Institutional investors buy these ultra-low yielding government bonds for one reason only: for the guaranteed arbitrage opportunity that is realized as the central bank, once committed to QE, immediately uses the newly created fiat money to buy these obligations. Indeed, the arbitrage opportunities are enormous. According to Fortune, “[a] recent study by a Fed economist [Zhaogang Song] and one from MIT [Haoziang Zhu] estimate that Wall Street firms may have made as much as $653 million in fees selling bonds to the Fed.”

Although the buy-sell arbitrage spreads in favor of the institutional investor may be small, when dealing with billions of dollars or euros, even a two basis point (two one-hundredths of one percent) spread can mean a profit of 200,000 dollars or euros per billion bought and sold.

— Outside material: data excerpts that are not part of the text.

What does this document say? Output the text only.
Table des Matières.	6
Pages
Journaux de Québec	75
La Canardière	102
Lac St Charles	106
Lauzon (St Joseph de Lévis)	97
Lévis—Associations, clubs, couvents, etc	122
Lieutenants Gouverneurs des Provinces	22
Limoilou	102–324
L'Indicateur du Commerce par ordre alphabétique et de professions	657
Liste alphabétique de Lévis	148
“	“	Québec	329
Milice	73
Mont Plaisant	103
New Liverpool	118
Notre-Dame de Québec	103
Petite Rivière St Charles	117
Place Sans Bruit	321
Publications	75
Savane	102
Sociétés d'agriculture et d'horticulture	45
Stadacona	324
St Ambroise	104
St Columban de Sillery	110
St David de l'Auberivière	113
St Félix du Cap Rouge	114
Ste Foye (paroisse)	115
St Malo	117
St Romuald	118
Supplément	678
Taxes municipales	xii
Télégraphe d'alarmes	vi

This is free money, earned without any risk. The arbitrage profits drop directly to the bottom lines of the arbitrageur banks and financial institutions, fattening bonuses and increasing share prices and stock-option values.

A second bad use for the central banks’ “out of thin air” money, now in the hands of the commercial banks, is lending to large corporations. Why is lending this money to big companies bad? Because since 2009, that money has not been plowed into research and development or used to increase productivity or to hire more full-time employees. The bulk of those funds have been used to facilitate stock repurchases. These repurchases (exceeding $2 trillion since 2009) have served to enhance the value of corporate-management stock options and the stock portfolios of hedge funds. Of course, some of those gains have been “reinvested” in lobbying for even more political favors and in even larger campaign contributions.